What the expert says

Nils Terborg, coach & author
He advises people who are looking for the right partner or want to change their existing relationship. www.nilsterborg.de, www.facebook.com/nilsterborgautor/

A non-monogamous relationship is certainly not for everyone - nor should it be. But it's worth taking a deeper look. Perhaps you can learn something from it for your own relationship? Our expert answers the most important questions.

How do I realize that I want an open relationship?
"If the desire to sleep with someone other than your partner becomes stronger and stronger, an open relationship can be discussed as an option.
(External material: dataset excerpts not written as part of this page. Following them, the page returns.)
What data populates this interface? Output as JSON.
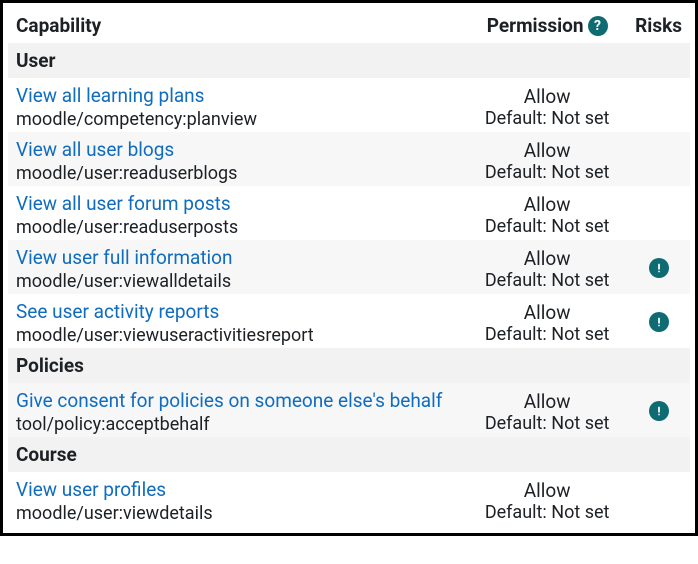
{
  "headers": {
    "capability": "Capability",
    "permission": "Permission",
    "risks": "Risks"
  },
  "help_icon_glyph": "?",
  "default_prefix": "Default: ",
  "sections": [
    {
      "title": "User",
      "rows": [
        {
          "link": "View all learning plans",
          "id": "moodle/competency:planview",
          "permission": "Allow",
          "default": "Not set",
          "risk": false
        },
        {
          "link": "View all user blogs",
          "id": "moodle/user:readuserblogs",
          "permission": "Allow",
          "default": "Not set",
          "risk": false
        },
        {
          "link": "View all user forum posts",
          "id": "moodle/user:readuserposts",
          "permission": "Allow",
          "default": "Not set",
          "risk": false
        },
        {
          "link": "View user full information",
          "id": "moodle/user:viewalldetails",
          "permission": "Allow",
          "default": "Not set",
          "risk": true
        },
        {
          "link": "See user activity reports",
          "id": "moodle/user:viewuseractivitiesreport",
          "permission": "Allow",
          "default": "Not set",
          "risk": true
        }
      ]
    },
    {
      "title": "Policies",
      "rows": [
        {
          "link": "Give consent for policies on someone else's behalf",
          "id": "tool/policy:acceptbehalf",
          "permission": "Allow",
          "default": "Not set",
          "risk": true
        }
      ]
    },
    {
      "title": "Course",
      "rows": [
        {
          "link": "View user profiles",
          "id": "moodle/user:viewdetails",
          "permission": "Allow",
          "default": "Not set",
          "risk": false
        }
      ]
    }
  ]
}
Even if there have been infidelities in the past and the couple had the impression that the arguments about them were worse than the escapades themselves, an open relationship can provide relief."

What type of person do I have to be to be non-monogamous?
"Of course, like almost everyone, you're allowed to be jealous. However, it is helpful to develop your ability to influence your own feelings (technical jargon: emotion regulation). After all, a relationship cannot cope with an infinite number of jealous dramas in a short space of time. The good news is that you can practise dealing constructively with your own feelings, provided you have the will to do so."

When should I leave it alone?
"If you're extremely jealous, have big goals in other areas of your life, are extremely prone to stress or are already wondering where you're going to find the free time anyway, you're not doing yourself any favors. Of course, an open relationship also doesn't help to 'repair' a problematic relationship."

Are there certain rules that should apply?
"I advocate that all rules, without exception, should be negotiated by the couple. Some rules, such as the famous 'don't ask, don't tell' rule, I also explain in more detail in my book. For example, this helps more at the beginning than after a few months or years."

How do I actually deal with my jealousy?
"From my point of view, a clear change of perspective works in the long term. If your partner has sex with someone else and this thought remains permanently negative, jealousy will be triggered again and again. The way out of this leads to shared joy and a very positive image of sex, new acquaintances and intimacy."

What advantages can an open relationship have?
"Very few people are only attracted to their partner. In an open relationship, this is inevitably dealt with transparently. Dealing with it in this way can make a relationship more honest and bring the couple closer together. And perhaps one or the other will appreciate their partner much more when it becomes clear that it's okay to make an effort here and there in order to remain attractive to the other person."